In 2004, Linwood residents Ron and Cindy Weber took a chance and bought 200 acres of property in the Muskoka area. Their dream was to create a place for kids to visit, get back to nature, learn from each other and have some fun – goals which they have now achieved with their Christian faith-based charitable organization, Crane Lake Discovery Camp, which has just started its busiest season yet.
The camp offers two-week sessions for boys between the ages of 12 and 17. Each of the three available sessions focuses on a different theme, but all end the same way: with a three-day canoe trip on Crane Lake.
“Ultimately, we believe that kids experience God through nature,” said Ron Weber. “When you bring a kid from a city or an urban environment into the wilderness and really expose them to the outdoors, the change in them is amazing.”
This year, the camp has seen higher registration numbers than in any previous year, their lot is bustling and they have almost reached capacity.
“We have kids come from all walks of life – kids from upper class families who typically have things handed to them, to kids who have lost a parent and need to work through some of their issues, to refugees who are new to Canada; this is a camp for kids who need camp.”
Ron worked as a builder for a number of years and then spent some time working at a kids’ camp in the U.S. before deciding that his passion was for the outdoors and for what the camp experience could provide for kids from very diverse backgrounds.

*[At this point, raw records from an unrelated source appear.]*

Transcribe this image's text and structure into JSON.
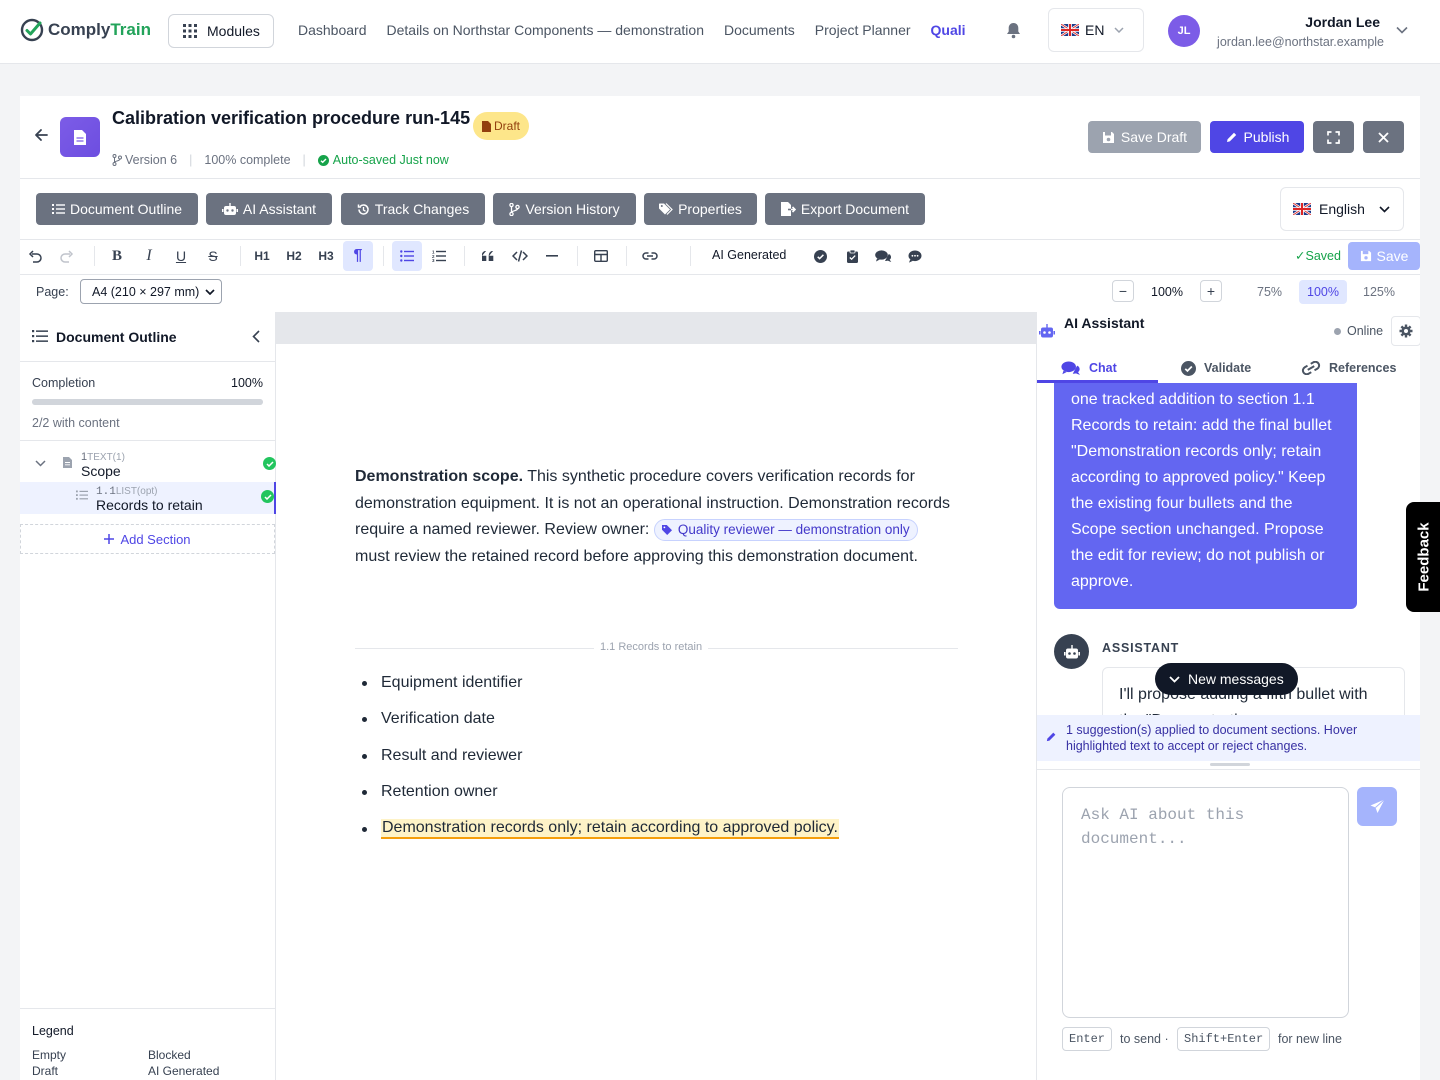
{
  "nav": {
    "logo_part1": "Comply",
    "logo_part2": "Train",
    "modules_label": "Modules",
    "links": [
      "Dashboard",
      "Details on Northstar Components — demonstration",
      "Documents",
      "Project Planner",
      "Quali"
    ],
    "language": "EN",
    "user": {
      "initials": "JL",
      "name": "Jordan Lee",
      "email": "jordan.lee@northstar.example"
    }
  },
  "document": {
    "title": "Calibration verification procedure run-145",
    "status_badge": "Draft",
    "version": "Version 6",
    "completion": "100% complete",
    "autosave": "Auto-saved Just now",
    "save_draft_label": "Save Draft",
    "publish_label": "Publish"
  },
  "tabs": [
    "Document Outline",
    "AI Assistant",
    "Track Changes",
    "Version History",
    "Properties",
    "Export Document"
  ],
  "language_select": "English",
  "toolbar": {
    "h1": "H1",
    "h2": "H2",
    "h3": "H3",
    "ai_generated": "AI Generated",
    "saved": "Saved",
    "save_label": "Save"
  },
  "page_settings": {
    "page_label": "Page:",
    "page_size": "A4 (210 × 297 mm)",
    "zoom_minus": "−",
    "zoom_plus": "+",
    "zoom": "100%",
    "zoom_options": [
      "75%",
      "100%",
      "125%"
    ],
    "zoom_selected": "100%"
  },
  "outline": {
    "title": "Document Outline",
    "completion_label": "Completion",
    "completion_value": "100%",
    "completion_fraction": 1.0,
    "with_content": "2/2 with content",
    "nodes": [
      {
        "num": "1",
        "type": "TEXT(1)",
        "label": "Scope"
      },
      {
        "num": "1.1",
        "type": "LIST(opt)",
        "label": "Records to retain"
      }
    ],
    "add_section": "Add Section",
    "legend_title": "Legend",
    "legend_items": [
      "Empty",
      "Blocked",
      "Draft",
      "AI Generated"
    ]
  },
  "editor": {
    "scope_bold": "Demonstration scope.",
    "scope_text1": " This synthetic procedure covers verification records for demonstration equipment. It is not an operational instruction. Demonstration records require a named reviewer. Review owner: ",
    "chip": "Quality reviewer — demonstration only",
    "scope_text2": " must review the retained record before ap­proving this demonstration document.",
    "section_divider": "1.1    Records to retain",
    "bullets": [
      "Equipment identifier",
      "Verification date",
      "Result and reviewer",
      "Retention owner"
    ],
    "tracked_bullet": "Demonstration records only; retain according to approved policy."
  },
  "ai_panel": {
    "title": "AI Assistant",
    "status": "Online",
    "tabs": [
      "Chat",
      "Validate",
      "References"
    ],
    "user_message": "one tracked addition to section 1.1 Records to retain: add the final bullet \"Demonstration records only; retain according to approved policy.\" Keep the existing four bullets and the Scope section unchanged. Propose the edit for review; do not publish or approve.",
    "assistant_label": "ASSISTANT",
    "assistant_message": "I'll propose adding a fifth bullet with the \"Demonstration...",
    "new_messages": "New messages",
    "suggestion_notice": "1 suggestion(s) applied to document sections. Hover highlighted text to accept or reject changes.",
    "input_placeholder": "Ask AI about this document...",
    "hint_enter_key": "Enter",
    "hint_enter_text": "to send ·",
    "hint_shift_key": "Shift+Enter",
    "hint_shift_text": "for new line"
  },
  "feedback_label": "Feedback",
  "colors": {
    "accent": "#4f46e5",
    "success": "#22c55e",
    "draft": "#fde68a",
    "user_bubble": "#6366f1"
  }
}
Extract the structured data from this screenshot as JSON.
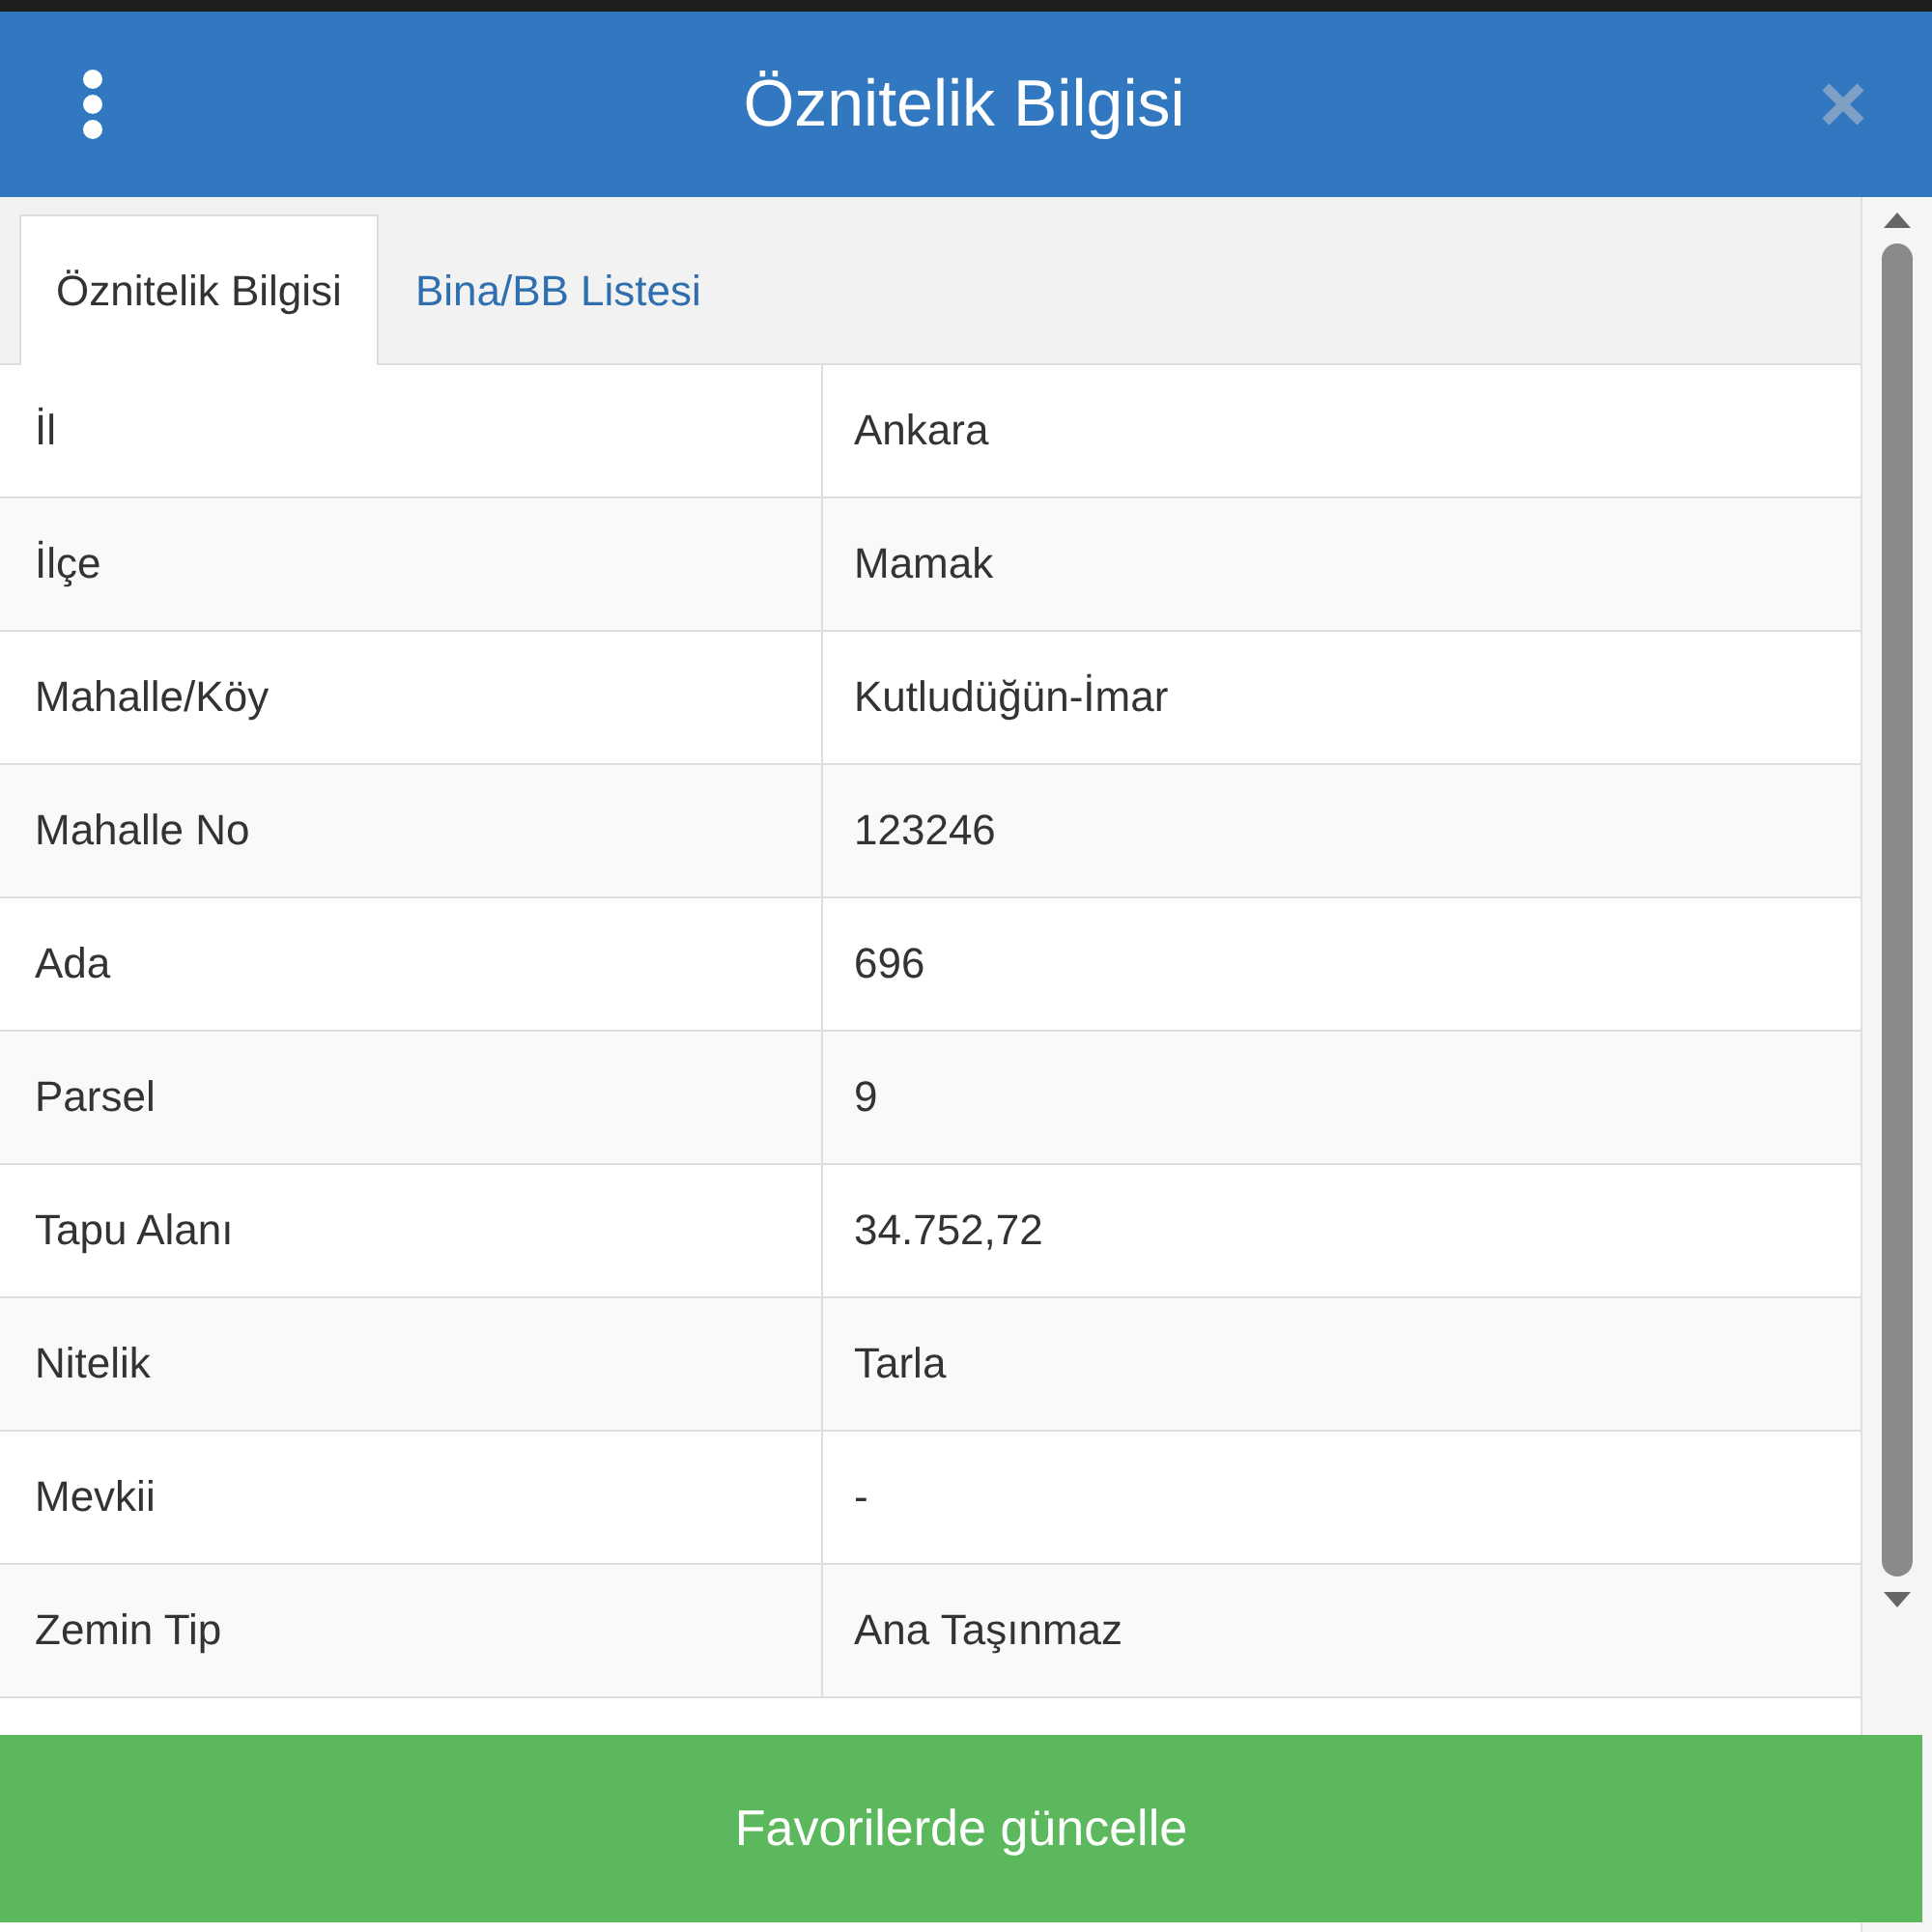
{
  "header": {
    "title": "Öznitelik Bilgisi"
  },
  "tabs": [
    {
      "label": "Öznitelik Bilgisi",
      "selected": true
    },
    {
      "label": "Bina/BB Listesi",
      "selected": false
    }
  ],
  "rows": [
    {
      "label": "İl",
      "value": "Ankara"
    },
    {
      "label": "İlçe",
      "value": "Mamak"
    },
    {
      "label": "Mahalle/Köy",
      "value": "Kutludüğün-İmar"
    },
    {
      "label": "Mahalle No",
      "value": "123246"
    },
    {
      "label": "Ada",
      "value": "696"
    },
    {
      "label": "Parsel",
      "value": "9"
    },
    {
      "label": "Tapu Alanı",
      "value": "34.752,72"
    },
    {
      "label": "Nitelik",
      "value": "Tarla"
    },
    {
      "label": "Mevkii",
      "value": "-"
    },
    {
      "label": "Zemin Tip",
      "value": "Ana Taşınmaz"
    }
  ],
  "footer_button": "Favorilerde güncelle"
}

“After a number of years of working at camp I began to realize that it was group work which allowed them to grow and develop their social skills. They aren’t going to have everything handed to them here. Group work teaches the kids to depend on each other and trust each other.”
The DIY-style camp allows campers the chance to learn to work together to construct living quarters, prepare meals, out-trip, portage, and catch fish.
When Weber first began working at camp, he would see kids arrive and then depart swiftly for home when they experienced a bout of homesickness, but he says it’s not quite so straightforward at Crane Lake.
“We had a kid once who had some behavior issues and didn’t want to participate,” he explained. “He thought we were going to send him home if he acted up but we worked with him and got through his fits. We stuck with him. We are not going to send someone home – we work through things together, as a group.”
Registration for the first two sessions of camp are now closed, but a few spots remain for the third session. The final session of camp, entitled ‘Discovering the World of Nature’ runs from August 3-15 and will give campers the opportunity to study the plant and wildlife native to the Muskoka area. Every day, kids will get the opportunity to spot deer, moose, and other animals that roam the woods surrounding Crane Lake. They can also take part in a construction project using materials from the woods or go fishing, swimming, and canoeing.
To make sure they are inclusive to many different kids, bursaries are available for families who require financial assistance and the organization’s application and interview process helps to ensure each session is filled with campers who could benefit from two weeks where their needs and issues are given priority attention.
“I want kids to be able to come up here and just have fun in the outdoors,” said Weber. “This camp is the best thing that’s ever happened to me.”